International Orthopaedics | 1997
G. Cinotti; Franco Postacchini; F. Fassari; S. Urso
Summary. We report a prospective study analysing whether possible factors predisposing to degenerative spondylolisthesis (DS) must be present concomitantly in order to cause vertebral slipping. Standard and flexion-extension radiographs were obtained from 27 patients with DS and 27 without spondylolisthesis. The level of the intercrestal line, the lumbosacral angle, the presence of sacralization of L5 and vertebral motion at the L4 – L5 level were assessed. Facet joint orientations were measured on CT scans. Only facet joint orientation and vertebral motion at the spondylolisthetic level were significantly different in patients with DS compared with controls. Facet joints were oriented more sagittally both at the spondylolisthetic level and at the levels above and below.
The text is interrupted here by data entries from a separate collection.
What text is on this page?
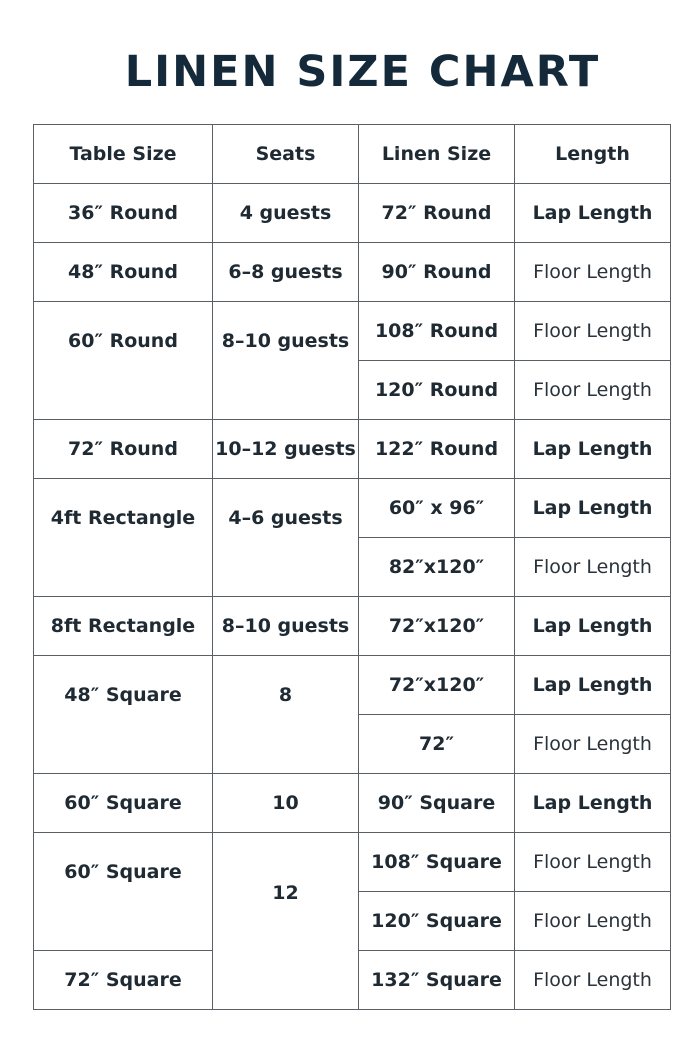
LINEN SIZE CHART
Table Size	Seats	Linen Size	Length
36″ Round	4 guests	72″ Round	Lap Length
48″ Round	6–8 guests	90″ Round	Floor Length
60″ Round	8–10 guests	108″ Round	Floor Length
		120″ Round	Floor Length
72″ Round	10–12 guests	122″ Round	Lap Length
4ft Rectangle	4–6 guests	60″ x 96″	Lap Length
		82″x120″	Floor Length
8ft Rectangle	8–10 guests	72″x120″	Lap Length
48″ Square	8	72″x120″	Lap Length
		72″	Floor Length
60″ Square	10	90″ Square	Lap Length
60″ Square	12	108″ Square	Floor Length
		120″ Square	Floor Length
72″ Square		132″ Square	Floor Length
An inverse linear correlation was found between the sagittal orientation of facet joints and the mobility of the slipped vertebra. Abnormal sagittal orientation of facet joints and hypermobility of the spondylolisthetic vertebra appear to play major roles among possible factors predisposing to DS. Both factors should be considered in the planning of surgical treatment.Résumé. Nous rapportons une étude prospective analysant si des possibles facteurs prédisposant à un spondylolisthesis dégénératif (DS) doivent être présents en même temps, afin de provoquer un glissement vertebral. Les clichés standards et la flexion-extension ont été obtenus sur 27 patients avec DS et 27 sans olisthésis. Le niveau de la ligne intercrestal, l’angle lombo-sacré, la présence de sacralization de L5 et la mobilité vertébral au niveau L4 – L5 ont été déterminés. L’orientation des facettes articulaires ont été mesurées sur des tomodensitométries. Seules l’orientation des facettes articulaires et la mobilité vertébrale au niveau olisthétique étaient différentes de fa*on significative chez les patients avec DS en comparaison avec le groupe de côntrole. Les facettes articulaires sont orientées plus sagittalement aux deux niveaux olisthétique et aux niveaux au-dessus et en-dessous. Une corrélation linéaire inverse fût trouvée entre l’orientation sagittale des facettes articulaires et de la mobilité de la vertébre déplacée. L’orientation anormale des facettes articulaires et l’hypermobilité de la vertébre olisthétique semble jouer un role important, prédisposant au DS. Les deux facteurs doivent être pris en consideration pour la planification d’un traitement chirurgical.